- 1 Tbsp extra virgin olive oil
- 1 large onion, finely chopped
- 6 cloves garlic, thinly sliced
- 2/3 pound ground lamb
- 2 tsp sumac, ground
- 1 tsp cumin, ground
- 1/2 cup unsalted pistachios, toasted and crushed optional
- 7 Tbsp pine nuts, toasted optional
- 2 tsp harissa paste
- 1 Tbsp lemon peel, finely chopped
- 1 1/3 cups cherry tomoatoes
- 1/2 cup chicken stock
- 4 large cage-free eggs
- 1/4 cup cilantro, chopped
- 1 pinch black pepper, freshly ground
- 1 pinch salt
- 1/2 cup Greek yogurt
- 1 1/2 Tbsp tahini paste
- 2 Tbsp lemon juice, freshly squeezed
- 1 tbs water
- Heat olive oil over medium-high heat in a cast iron pan for which you have a tight ﬁtting lid. Add onion and garlic and sauté for 6 minutes to soften and color a bit.

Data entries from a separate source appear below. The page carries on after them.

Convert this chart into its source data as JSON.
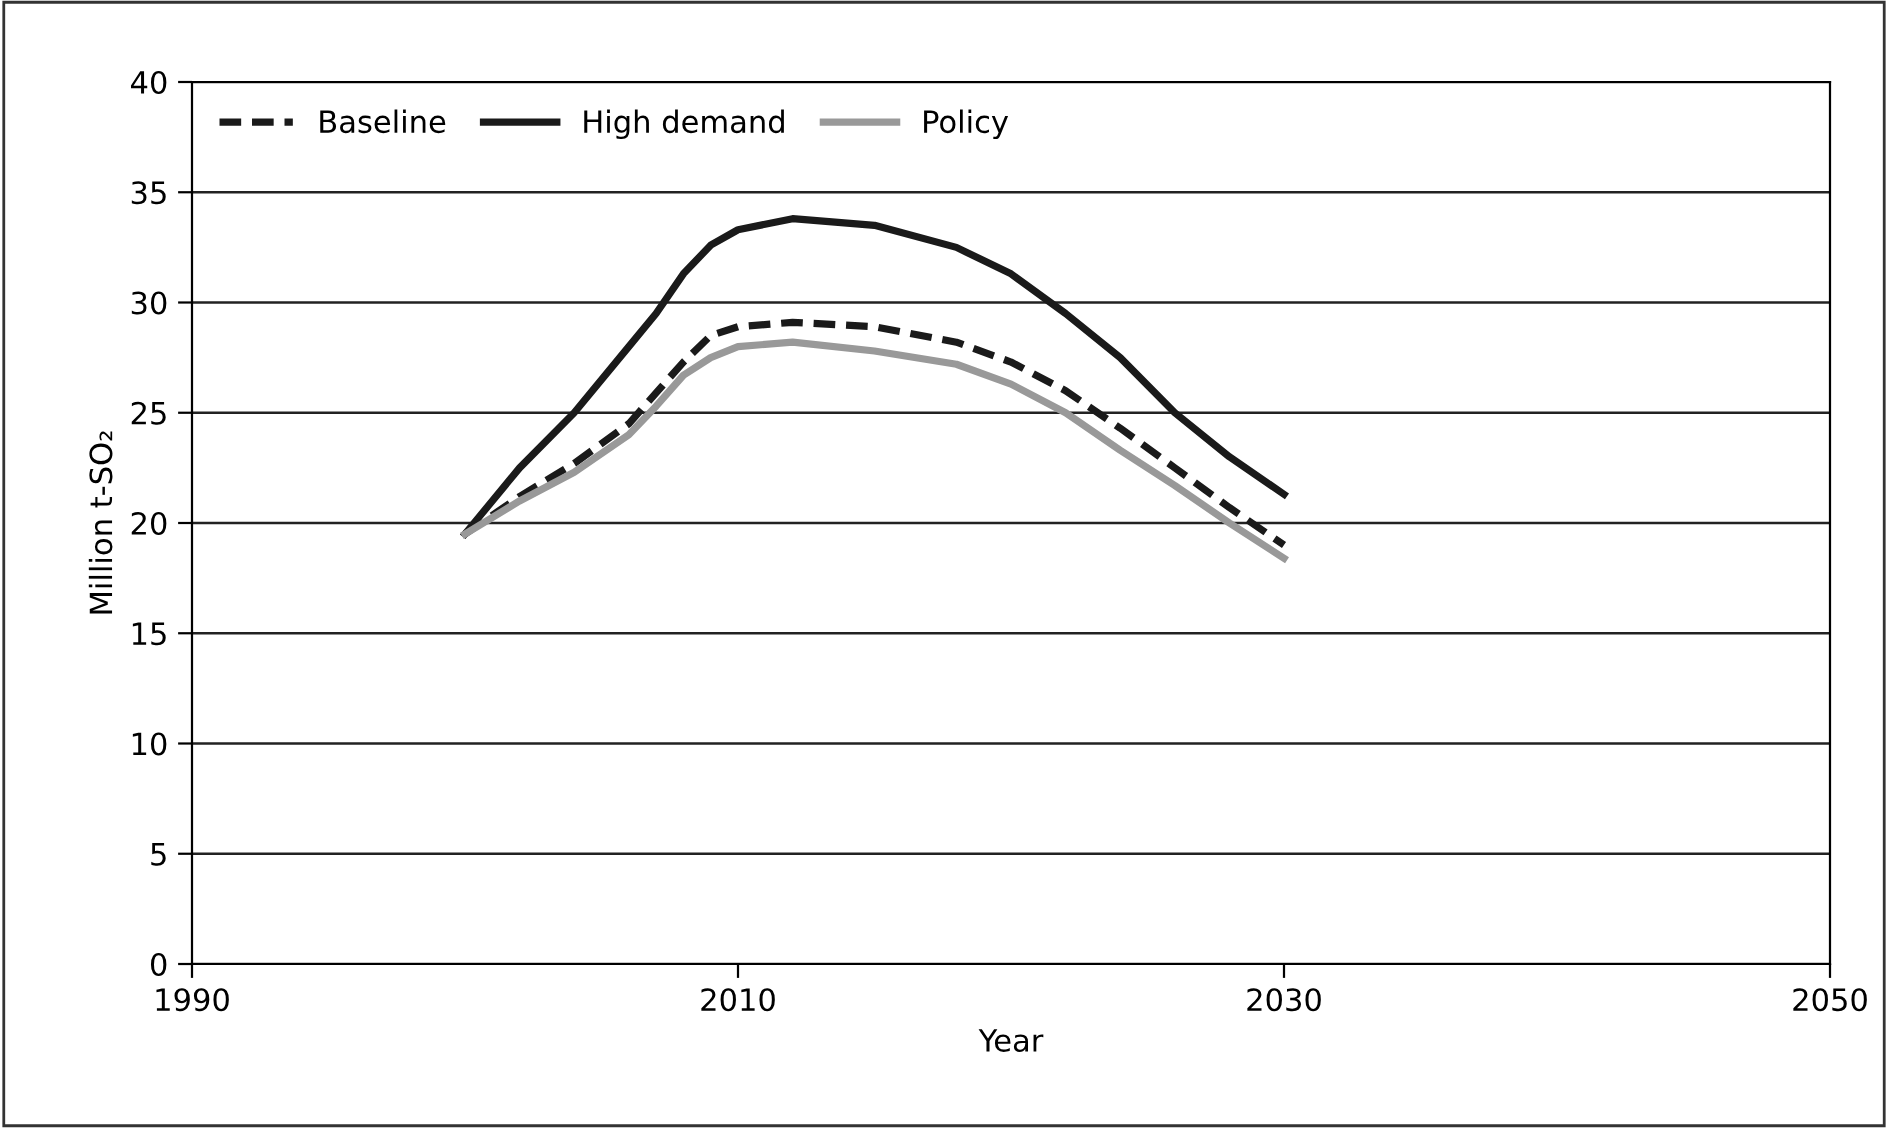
{
  "chart_data": {
    "type": "line",
    "xlabel": "Year",
    "ylabel": "Million t-SO₂",
    "xlim": [
      1990,
      2050
    ],
    "xticks": [
      1990,
      2010,
      2030,
      2050
    ],
    "ylim": [
      0,
      40
    ],
    "yticks": [
      0,
      5,
      10,
      15,
      20,
      25,
      30,
      35,
      40
    ],
    "grid": "y",
    "legend": "top left",
    "marker": "none",
    "x": [
      2000,
      2002,
      2004,
      2006,
      2007,
      2008,
      2009,
      2010,
      2012,
      2015,
      2018,
      2020,
      2022,
      2024,
      2026,
      2028,
      2030
    ],
    "series": [
      {
        "name": "Baseline",
        "color": "#1a1a1a",
        "line_style": "dashed",
        "values": [
          19.5,
          21.2,
          22.7,
          24.5,
          25.9,
          27.3,
          28.5,
          28.9,
          29.1,
          28.9,
          28.2,
          27.3,
          26.0,
          24.3,
          22.5,
          20.7,
          19.0
        ]
      },
      {
        "name": "High demand",
        "color": "#1a1a1a",
        "line_style": "solid",
        "values": [
          19.5,
          22.5,
          25.0,
          28.0,
          29.5,
          31.3,
          32.6,
          33.3,
          33.8,
          33.5,
          32.5,
          31.3,
          29.5,
          27.5,
          25.0,
          23.0,
          21.3
        ]
      },
      {
        "name": "Policy",
        "color": "#999999",
        "line_style": "solid",
        "values": [
          19.5,
          21.0,
          22.3,
          24.0,
          25.3,
          26.7,
          27.5,
          28.0,
          28.2,
          27.8,
          27.2,
          26.3,
          25.0,
          23.3,
          21.7,
          20.0,
          18.4
        ]
      }
    ]
  }
}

- While onion in cooking, heat a separate small cast-iron or other heavy pan over high heat. Once piping hot, add cherry tomatoes and char for 4 to 6 minutes, tossing in the pan occasionally, until slightly blackened on the outside. Set aside.
- Raise heat to high on pan with onions and garlic, add lamb, and brown well, 5 to 6 minutes. Season with sumac, cumin, and black pepper and cook for another minute. Turn off heat, stir in nuts (if using), harissa, and lemon.
- Add chicken stock and bring to a boil. Make 4 small wells in the mix and break an egg into each. Cover pan and cook eggs over low heat for 3 minutes. Place tomatoes on top, avoiding the yolks, cover again and cook for another 5 minutes until egg whites are cooked but yolks are still runny.
- While egg whites are cooking, prepare yogurt sauce by whisking together all sauce ingredients. It should be thick and rich, but you may need to add a splash of water if it is stiff.
- After eggs are done cooking, remove pan from heat and plate food. Dot with dollops of yogurt sauce, sprinkle with sumac, and ﬁnish with chopped cilantro. Serve immediately.
Recipe adapted from Jerusalem: A Cookbook by Yotam Ottolenghi and Sami Tamimi.